Nanomechanical behavior of polystyrene/graphene oxide nanocomposites

Abstract

The in-situ investigation of the nanomechanical features of the polymer graphene nanocomposites has become a challenging and an indispensable task to achieve the required application. Graphene oxide (GO) nanocomposites were prepared at 1.0% weight fraction of GO to reinforce polystyrene (PS) using solution blending approach. The morphology of the resulting nanocomposites was characterized by optical, scanning electron, transmission electron, atomic force, and scattering scanning near-field optical microscopies. These showed a uniform dispersion of graphene oxide nano-sheets in the PS matrix.
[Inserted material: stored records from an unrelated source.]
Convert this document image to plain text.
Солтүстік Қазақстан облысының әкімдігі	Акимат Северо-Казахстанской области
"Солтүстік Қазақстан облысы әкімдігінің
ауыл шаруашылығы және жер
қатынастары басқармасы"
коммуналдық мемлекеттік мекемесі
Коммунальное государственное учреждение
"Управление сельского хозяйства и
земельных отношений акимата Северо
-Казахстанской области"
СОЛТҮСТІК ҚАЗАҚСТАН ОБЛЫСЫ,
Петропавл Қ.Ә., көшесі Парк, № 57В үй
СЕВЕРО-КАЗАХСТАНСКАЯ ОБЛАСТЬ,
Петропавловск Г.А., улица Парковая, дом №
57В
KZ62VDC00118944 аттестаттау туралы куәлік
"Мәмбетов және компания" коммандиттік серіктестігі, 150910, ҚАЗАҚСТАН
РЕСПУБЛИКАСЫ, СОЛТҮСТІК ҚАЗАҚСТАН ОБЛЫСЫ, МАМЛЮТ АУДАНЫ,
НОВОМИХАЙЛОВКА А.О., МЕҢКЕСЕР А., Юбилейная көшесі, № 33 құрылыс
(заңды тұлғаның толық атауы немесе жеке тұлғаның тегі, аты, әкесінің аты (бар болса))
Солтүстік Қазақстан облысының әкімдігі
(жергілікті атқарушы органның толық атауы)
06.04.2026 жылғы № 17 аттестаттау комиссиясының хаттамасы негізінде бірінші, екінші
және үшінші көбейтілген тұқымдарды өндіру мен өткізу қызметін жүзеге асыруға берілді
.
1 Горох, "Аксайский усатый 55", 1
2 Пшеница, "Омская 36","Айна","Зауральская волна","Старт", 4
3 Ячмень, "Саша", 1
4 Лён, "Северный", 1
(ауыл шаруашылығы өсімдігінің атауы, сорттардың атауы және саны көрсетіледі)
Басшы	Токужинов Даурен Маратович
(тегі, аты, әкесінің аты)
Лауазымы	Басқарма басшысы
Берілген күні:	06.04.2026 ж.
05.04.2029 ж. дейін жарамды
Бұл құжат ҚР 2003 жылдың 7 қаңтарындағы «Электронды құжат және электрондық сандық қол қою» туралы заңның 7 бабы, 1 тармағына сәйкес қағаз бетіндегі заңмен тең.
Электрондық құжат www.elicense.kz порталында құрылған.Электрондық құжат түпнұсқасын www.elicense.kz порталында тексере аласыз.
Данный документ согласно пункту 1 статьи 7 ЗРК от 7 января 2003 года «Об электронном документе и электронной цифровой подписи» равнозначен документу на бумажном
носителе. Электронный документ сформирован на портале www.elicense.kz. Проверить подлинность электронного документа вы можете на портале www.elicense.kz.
By adopting Derjaguin–Muller–Toporov (DMT) formula, the nanomechanical properties for the cryogenically fractured surface of the composites were characterized using the traditional atomic force microscopy (AFM), peak-force quantitative nanomechanical mapping (QNM), and tip-force mode functioned with scattering scanning near–field optical microscopy (s-SNOM). Young’s modulus of the PS matrix varied around (1–2) GPa as shown by QNM and s-SNOM similar to what was reported in the literature. However, while putative GO nano-sheets were measured to have a higher elastic modulus than the surrounding matrix in Peak-Force QNM experiments, they were significantly below literature values. By using Tip-Force mode related to s-SNOM, the expected values of Young’s modulus for GO were recovered.